Calculating Percentiles in large datasets

I wanted to provide an update to this code that is more concise, and leverages a window function to limit the use of a self-join. Feel free to try this form:

with rawData (count_value) as
(
	select datediff(d,drug_era_start_date, drug_era_end_date) as count_value
	from dbo.drug_era
	where drug_concept_id = 1125315
),
overallStats (avg_value, stdev_value, min_value, max_value, total) as
(
  select
    CAST(avg(1.0 * count_value) AS FLOAT) as avg_value,
    CAST(stdev(count_value) AS FLOAT) as stdev_value,
    min(count_value) as min_value,
    max(count_value) as max_value,
    count_big(*) as total
  from rawData
),
priorStats (count_value, total, accumulated) as
(
  select count_value, 
	count_big(*) as total,
	sum(count_big(*)) over (order by count_value) as accumulated
  FROM rawData
  group by count_value
)
select 
	o.total as count_value,
	o.min_value,
	o.max_value,
	o.avg_value,
	o.stdev_value,
	MIN(case when p.accumulated >= .50 * o.total then count_value else o.max_value end) as median_value,
	MIN(case when p.accumulated >= .10 * o.total then count_value else o.max_value end) as p10_value,
	MIN(case when p.accumulated >= .25 * o.total then count_value else o.max_value end) as p25_value,
	MIN(case when p.accumulated >= .75 * o.total then count_value else o.max_value end) as p75_value,
	MIN(case when p.accumulated >= .90 * o.total then count_value else o.max_value end) as p90_value
from priorStats p, overallStats o 
GROUP BY o.total, o.min_value, o.max_value, o.avg_value, o.stdev_value
;

Note, in the original query, it was producing median duration by visit_concept_id, but in this form it’s just displaying median (and perecntile ranges) of duration of drug eras).
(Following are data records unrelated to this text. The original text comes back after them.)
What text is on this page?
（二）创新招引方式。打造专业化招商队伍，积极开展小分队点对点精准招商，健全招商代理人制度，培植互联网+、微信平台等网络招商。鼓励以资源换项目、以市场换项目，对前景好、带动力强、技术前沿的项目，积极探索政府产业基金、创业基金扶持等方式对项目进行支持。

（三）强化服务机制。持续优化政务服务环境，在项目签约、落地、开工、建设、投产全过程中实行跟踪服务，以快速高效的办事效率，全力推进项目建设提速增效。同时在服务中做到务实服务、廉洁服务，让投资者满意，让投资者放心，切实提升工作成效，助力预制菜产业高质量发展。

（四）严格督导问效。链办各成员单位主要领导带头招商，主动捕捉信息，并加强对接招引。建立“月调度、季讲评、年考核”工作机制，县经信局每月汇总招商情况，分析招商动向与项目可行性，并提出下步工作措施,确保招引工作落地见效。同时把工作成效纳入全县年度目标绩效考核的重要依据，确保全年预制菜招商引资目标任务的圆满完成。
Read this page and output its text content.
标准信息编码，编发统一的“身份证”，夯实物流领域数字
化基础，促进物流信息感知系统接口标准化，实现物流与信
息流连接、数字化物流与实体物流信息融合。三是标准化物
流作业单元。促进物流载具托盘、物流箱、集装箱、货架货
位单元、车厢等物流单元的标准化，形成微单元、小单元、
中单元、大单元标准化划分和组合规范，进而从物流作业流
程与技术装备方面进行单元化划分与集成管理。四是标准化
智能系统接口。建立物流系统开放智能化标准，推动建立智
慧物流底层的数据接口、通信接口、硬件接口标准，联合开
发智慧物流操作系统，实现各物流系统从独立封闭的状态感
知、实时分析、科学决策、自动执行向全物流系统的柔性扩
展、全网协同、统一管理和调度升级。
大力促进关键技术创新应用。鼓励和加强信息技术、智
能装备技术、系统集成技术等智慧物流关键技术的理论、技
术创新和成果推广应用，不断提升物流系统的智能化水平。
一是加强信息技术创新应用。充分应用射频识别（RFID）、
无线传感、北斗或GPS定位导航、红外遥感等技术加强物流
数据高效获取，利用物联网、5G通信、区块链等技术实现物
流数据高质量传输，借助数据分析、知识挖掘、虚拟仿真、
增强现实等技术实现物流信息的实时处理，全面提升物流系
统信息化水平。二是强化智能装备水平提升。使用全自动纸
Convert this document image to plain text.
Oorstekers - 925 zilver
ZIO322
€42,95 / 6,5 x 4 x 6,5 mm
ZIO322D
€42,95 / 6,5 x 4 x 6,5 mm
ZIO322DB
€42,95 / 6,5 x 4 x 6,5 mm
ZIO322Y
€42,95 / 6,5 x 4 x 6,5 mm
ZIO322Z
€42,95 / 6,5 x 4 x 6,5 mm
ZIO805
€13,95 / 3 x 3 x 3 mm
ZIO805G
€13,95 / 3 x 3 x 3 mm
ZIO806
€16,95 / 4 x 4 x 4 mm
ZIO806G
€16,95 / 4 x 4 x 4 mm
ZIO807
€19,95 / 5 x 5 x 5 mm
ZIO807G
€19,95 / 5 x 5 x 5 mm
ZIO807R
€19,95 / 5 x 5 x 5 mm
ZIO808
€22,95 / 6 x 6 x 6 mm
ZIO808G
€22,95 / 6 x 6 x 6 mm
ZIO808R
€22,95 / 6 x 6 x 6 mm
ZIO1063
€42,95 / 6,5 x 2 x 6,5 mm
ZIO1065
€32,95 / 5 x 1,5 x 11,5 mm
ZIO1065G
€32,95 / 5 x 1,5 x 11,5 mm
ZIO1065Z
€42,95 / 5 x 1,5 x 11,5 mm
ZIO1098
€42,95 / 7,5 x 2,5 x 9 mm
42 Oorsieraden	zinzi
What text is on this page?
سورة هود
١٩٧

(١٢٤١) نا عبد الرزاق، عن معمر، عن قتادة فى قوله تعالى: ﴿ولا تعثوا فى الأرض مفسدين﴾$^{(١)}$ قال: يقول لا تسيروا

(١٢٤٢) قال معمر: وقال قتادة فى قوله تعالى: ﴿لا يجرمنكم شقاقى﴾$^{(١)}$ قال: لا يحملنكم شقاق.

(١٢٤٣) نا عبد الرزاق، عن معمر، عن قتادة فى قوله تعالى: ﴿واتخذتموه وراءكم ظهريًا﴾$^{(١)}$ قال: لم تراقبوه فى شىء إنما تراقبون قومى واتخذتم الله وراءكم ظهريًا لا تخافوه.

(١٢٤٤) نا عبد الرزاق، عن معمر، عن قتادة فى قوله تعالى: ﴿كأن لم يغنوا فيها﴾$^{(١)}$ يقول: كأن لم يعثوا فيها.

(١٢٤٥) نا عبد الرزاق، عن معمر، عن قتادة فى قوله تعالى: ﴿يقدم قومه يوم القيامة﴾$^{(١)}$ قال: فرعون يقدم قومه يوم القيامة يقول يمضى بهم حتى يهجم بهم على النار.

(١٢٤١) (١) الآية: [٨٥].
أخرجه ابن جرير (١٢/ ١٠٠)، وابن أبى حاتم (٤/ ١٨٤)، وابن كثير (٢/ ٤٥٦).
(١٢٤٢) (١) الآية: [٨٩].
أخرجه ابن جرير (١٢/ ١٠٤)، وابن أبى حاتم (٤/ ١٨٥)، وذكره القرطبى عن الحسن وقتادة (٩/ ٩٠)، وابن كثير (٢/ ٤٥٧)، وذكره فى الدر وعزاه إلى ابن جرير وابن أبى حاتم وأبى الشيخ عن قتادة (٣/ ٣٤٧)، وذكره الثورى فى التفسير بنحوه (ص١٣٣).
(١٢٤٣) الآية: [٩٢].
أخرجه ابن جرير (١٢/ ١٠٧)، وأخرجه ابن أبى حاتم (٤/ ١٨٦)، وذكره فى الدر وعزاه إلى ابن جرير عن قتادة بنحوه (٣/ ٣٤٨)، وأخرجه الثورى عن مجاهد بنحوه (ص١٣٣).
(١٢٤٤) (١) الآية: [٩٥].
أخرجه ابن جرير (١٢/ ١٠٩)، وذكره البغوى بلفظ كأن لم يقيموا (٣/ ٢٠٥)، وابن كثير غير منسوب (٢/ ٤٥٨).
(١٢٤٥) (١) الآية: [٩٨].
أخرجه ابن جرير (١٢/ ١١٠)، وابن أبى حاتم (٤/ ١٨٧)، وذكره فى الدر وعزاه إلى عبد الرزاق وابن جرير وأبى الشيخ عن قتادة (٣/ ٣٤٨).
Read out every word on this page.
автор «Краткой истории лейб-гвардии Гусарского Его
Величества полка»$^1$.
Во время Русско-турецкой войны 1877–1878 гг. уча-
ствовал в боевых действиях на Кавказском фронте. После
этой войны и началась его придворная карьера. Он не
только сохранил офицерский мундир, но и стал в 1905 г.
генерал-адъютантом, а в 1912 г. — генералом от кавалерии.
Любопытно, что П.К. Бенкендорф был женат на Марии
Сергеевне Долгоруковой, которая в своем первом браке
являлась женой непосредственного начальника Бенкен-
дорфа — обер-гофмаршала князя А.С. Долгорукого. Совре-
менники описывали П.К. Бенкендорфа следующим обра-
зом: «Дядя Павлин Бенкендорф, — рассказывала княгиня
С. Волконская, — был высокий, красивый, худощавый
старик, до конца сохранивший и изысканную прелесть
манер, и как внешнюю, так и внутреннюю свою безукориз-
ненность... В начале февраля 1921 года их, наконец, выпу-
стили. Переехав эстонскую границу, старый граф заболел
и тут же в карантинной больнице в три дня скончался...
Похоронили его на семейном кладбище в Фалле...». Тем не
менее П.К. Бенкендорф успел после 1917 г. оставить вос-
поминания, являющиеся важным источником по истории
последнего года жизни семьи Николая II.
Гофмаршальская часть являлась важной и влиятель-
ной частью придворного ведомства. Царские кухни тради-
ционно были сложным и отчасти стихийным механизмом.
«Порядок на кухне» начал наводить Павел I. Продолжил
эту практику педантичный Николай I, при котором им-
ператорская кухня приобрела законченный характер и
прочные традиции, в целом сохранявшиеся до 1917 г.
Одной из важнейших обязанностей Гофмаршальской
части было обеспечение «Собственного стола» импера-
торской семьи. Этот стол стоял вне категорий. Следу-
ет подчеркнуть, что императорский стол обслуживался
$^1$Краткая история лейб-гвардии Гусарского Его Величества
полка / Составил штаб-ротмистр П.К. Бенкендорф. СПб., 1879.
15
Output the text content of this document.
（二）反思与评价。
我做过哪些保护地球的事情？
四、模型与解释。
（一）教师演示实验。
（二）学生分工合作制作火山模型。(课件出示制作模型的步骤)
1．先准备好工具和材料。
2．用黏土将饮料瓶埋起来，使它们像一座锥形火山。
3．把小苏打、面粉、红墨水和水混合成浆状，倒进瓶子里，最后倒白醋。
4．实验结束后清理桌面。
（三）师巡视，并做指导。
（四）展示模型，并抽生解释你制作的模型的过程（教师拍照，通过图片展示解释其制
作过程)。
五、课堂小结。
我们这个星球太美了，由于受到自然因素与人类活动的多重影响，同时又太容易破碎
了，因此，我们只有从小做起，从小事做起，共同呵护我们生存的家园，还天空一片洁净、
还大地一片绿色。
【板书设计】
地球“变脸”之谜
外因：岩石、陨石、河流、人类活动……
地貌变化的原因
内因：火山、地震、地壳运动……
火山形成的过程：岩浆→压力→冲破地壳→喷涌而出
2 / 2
It was a little clunky how the visit duration was interweaved with the actual median calculation, so I changed it here, but to produce any median from a set of values, just change the rawData cte to produce a list of values that you want to find the median for. This style of query has shown to run very efficiently on very large datasets.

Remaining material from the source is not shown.